Subject: Self-Duality of the second order cone
Date: Wed, 4 Sep 2002 22:44:58 -0500 (CDT)

Hello all,

I am reproducing my proof regarding the self-duality of the second order cone.

As Prof. Yin Zhang pointed out in class, there was a minor point I had to take care of. Luckily, this can be done; I fixed this minor detail, and here is the complete proof. If you have any questions, please do let me know.

To show that the second order cone is self dual :

L_n = {x = (x_0;\bar{x}) \in R^n with x_0 >= ||\bar{x}||}

Show that L_n \subseteq (L_n)* ---- (A)

Consider x = (x_0,\bar{x})and any y = (y_0,\bar{y}) in L_n. We have x_0 >= ||\bar{x}||, and y_0 >= ||\bar{y}|| --- (1)

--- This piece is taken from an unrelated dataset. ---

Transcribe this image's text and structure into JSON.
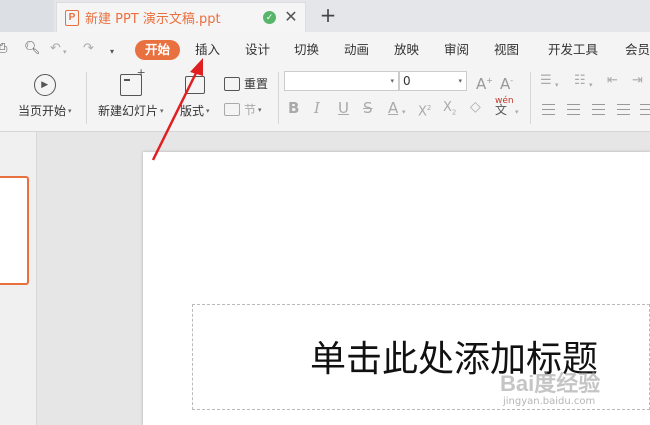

Thus x^Ty = x_0y_0 + \bar{x}^T\bar{y} >= ||\bar{x}|| ||\bar{y}|| + \bar{x}^T \bar{y} >= -\bar{x}^T\bar{y} + \bar{x}^T\bar{y} = 0

[the first inequality follows from (1), whereas the second inequality follows from the Cauchy-Schwarz's inequality].

Thus x^Ty >= 0 for all y in L_n, implying that x is in (L_n)*

This shows (A), i.e. L_n \subseteq (L_n)*

Show that (L_n)* \subseteq L_n ---- (B) Consider x = (x_0;\bar{x}) in (L_n)* It is easy to see that x_0 >= 0 [to see this consider the vector (1;0), here 0 is a (n-1)*1 dimensional 0 vector; since (1;0) is in (L_n), we must have x_0 >=0].

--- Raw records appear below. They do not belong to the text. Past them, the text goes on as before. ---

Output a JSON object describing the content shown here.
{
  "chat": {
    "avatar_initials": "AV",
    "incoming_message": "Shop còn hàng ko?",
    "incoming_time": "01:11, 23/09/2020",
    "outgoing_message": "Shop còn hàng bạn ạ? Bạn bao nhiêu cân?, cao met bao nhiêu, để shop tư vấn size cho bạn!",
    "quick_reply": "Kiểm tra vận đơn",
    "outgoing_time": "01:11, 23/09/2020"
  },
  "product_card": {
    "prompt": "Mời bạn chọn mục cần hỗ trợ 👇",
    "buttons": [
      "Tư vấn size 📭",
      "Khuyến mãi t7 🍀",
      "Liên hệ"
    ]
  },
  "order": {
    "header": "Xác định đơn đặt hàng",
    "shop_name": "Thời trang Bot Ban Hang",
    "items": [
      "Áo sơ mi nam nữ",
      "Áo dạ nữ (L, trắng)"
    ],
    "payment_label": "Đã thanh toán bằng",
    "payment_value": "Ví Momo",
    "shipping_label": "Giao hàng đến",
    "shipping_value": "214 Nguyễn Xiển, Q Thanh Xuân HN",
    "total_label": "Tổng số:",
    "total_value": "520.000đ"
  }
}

Now what happens when \bar{x} = 0. This was the point Prof. Yin Zhang mentioned in class today. Well in this case x = (x_0,\bar{x}) clearly belongs to L_n since x_0 >= 0 = ||\bar{x}||

If \bar{x} is not 0, then set y = (||\bar{x}||,-\bar{x}) as was done in class. Clearly y belongs to (L_n), and hence x^Ty >= 0 since we are assuming that x=(x_0,||\bar{x}||) is in (L_n)* Thus we have x_0 ||\bar{x}|| - ||\bar{x}||^2 >= 0 --- (2)

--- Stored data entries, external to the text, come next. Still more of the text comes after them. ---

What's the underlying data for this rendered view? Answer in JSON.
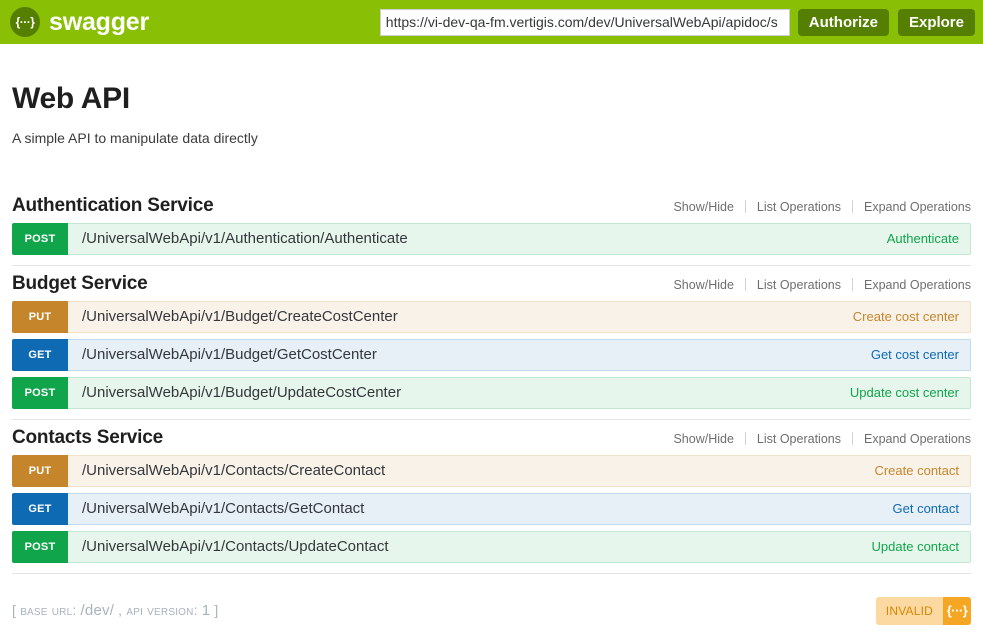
{
  "topbar": {
    "logo_glyph": "{···}",
    "brand": "swagger",
    "url_value": "https://vi-dev-qa-fm.vertigis.com/dev/UniversalWebApi/apidoc/s",
    "url_placeholder": "http://example.com/api",
    "authorize_label": "Authorize",
    "explore_label": "Explore"
  },
  "info": {
    "title": "Web API",
    "description": "A simple API to manipulate data directly"
  },
  "links": {
    "show_hide": "Show/Hide",
    "list_operations": "List Operations",
    "expand_operations": "Expand Operations"
  },
  "resources": [
    {
      "name": "Authentication Service",
      "operations": [
        {
          "method": "POST",
          "method_class": "m-post",
          "path": "/UniversalWebApi/v1/Authentication/Authenticate",
          "summary": "Authenticate"
        }
      ]
    },
    {
      "name": "Budget Service",
      "operations": [
        {
          "method": "PUT",
          "method_class": "m-put",
          "path": "/UniversalWebApi/v1/Budget/CreateCostCenter",
          "summary": "Create cost center"
        },
        {
          "method": "GET",
          "method_class": "m-get",
          "path": "/UniversalWebApi/v1/Budget/GetCostCenter",
          "summary": "Get cost center"
        },
        {
          "method": "POST",
          "method_class": "m-post",
          "path": "/UniversalWebApi/v1/Budget/UpdateCostCenter",
          "summary": "Update cost center"
        }
      ]
    },
    {
      "name": "Contacts Service",
      "operations": [
        {
          "method": "PUT",
          "method_class": "m-put",
          "path": "/UniversalWebApi/v1/Contacts/CreateContact",
          "summary": "Create contact"
        },
        {
          "method": "GET",
          "method_class": "m-get",
          "path": "/UniversalWebApi/v1/Contacts/GetContact",
          "summary": "Get contact"
        },
        {
          "method": "POST",
          "method_class": "m-post",
          "path": "/UniversalWebApi/v1/Contacts/UpdateContact",
          "summary": "Update contact"
        }
      ]
    }
  ],
  "footer": {
    "bracket_open": "[",
    "base_url_label": "BASE URL:",
    "base_url_value": "/dev/",
    "comma": ",",
    "api_version_label": "API VERSION:",
    "api_version_value": "1",
    "bracket_close": "]",
    "validator_status": "INVALID",
    "validator_glyph": "{···}"
  },
  "colors": {
    "header_green": "#89bf04",
    "button_green": "#547f00",
    "post_green": "#10a54a",
    "put_orange": "#c5862b",
    "get_blue": "#0f6ab4",
    "validator_orange": "#f5a623"
  }
}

and since ||\bar{x}|| is not zero, but strictly positive, we can divide throughout by ||\bar{x}|| in (2) to obtain x_0 >= ||\bar{x}|| implying that x is in (L_n)

Thus we have (B), i.e. (L_n)* \subseteq (L_n)

(A) and (B) together give (L_n) = (L_n)* I hope this is clear. Please forgive my Latex like notation. I will present this proof again in class this Friday.

Cheers,
Kartik

-------------------------------------------------------------------------------

Subject: Optimization over certain convex cones is not easy
Date: Sat, 7 Sep 2002 12:41:07 -0500 (CDT)

Hello all,

This is intended to serve as a discussion of the points Prof. Richard Tapia addressed in class on Friday.

As I mentioned in class each convex cone 'K' has something called the universal self-concordant barrier function 'F'. Yurii Nesterov and Arkadii Nemirovskii proved the existence of such a function for all convex cones K.

Each function 'F' has a parameter called gamma [I have will more to say on this, when we cover interior point methods for these convex programs], but the important result is that you can solve an optimization problem over such cones in O(sqrt(gamma) log(1/epsilon)) Newton iterations, where epsilon is the accuracy to which you want to solve the problem (say 1e-6).

When I mean I can solve an optimization problem over the cone 'K' in polynomial time, I mean that I can solve the overall problem in a polynomial number of arithmetic operations.

So the problem can be solved in polynomial time, if each Newton iteration can itself be carried out in polynomial time.

The Newton iteration requires that the gradient and the Hessian of the self concordant barrier functional F be computed efficiently, and unfortunately this cannot be done in most cases, since the function F is complicated, and is given by a complicated integral.

If we could do this for all convex cones 'K', we could show P = NP [and win a million bucks for resolving the P = NP conjecture :)]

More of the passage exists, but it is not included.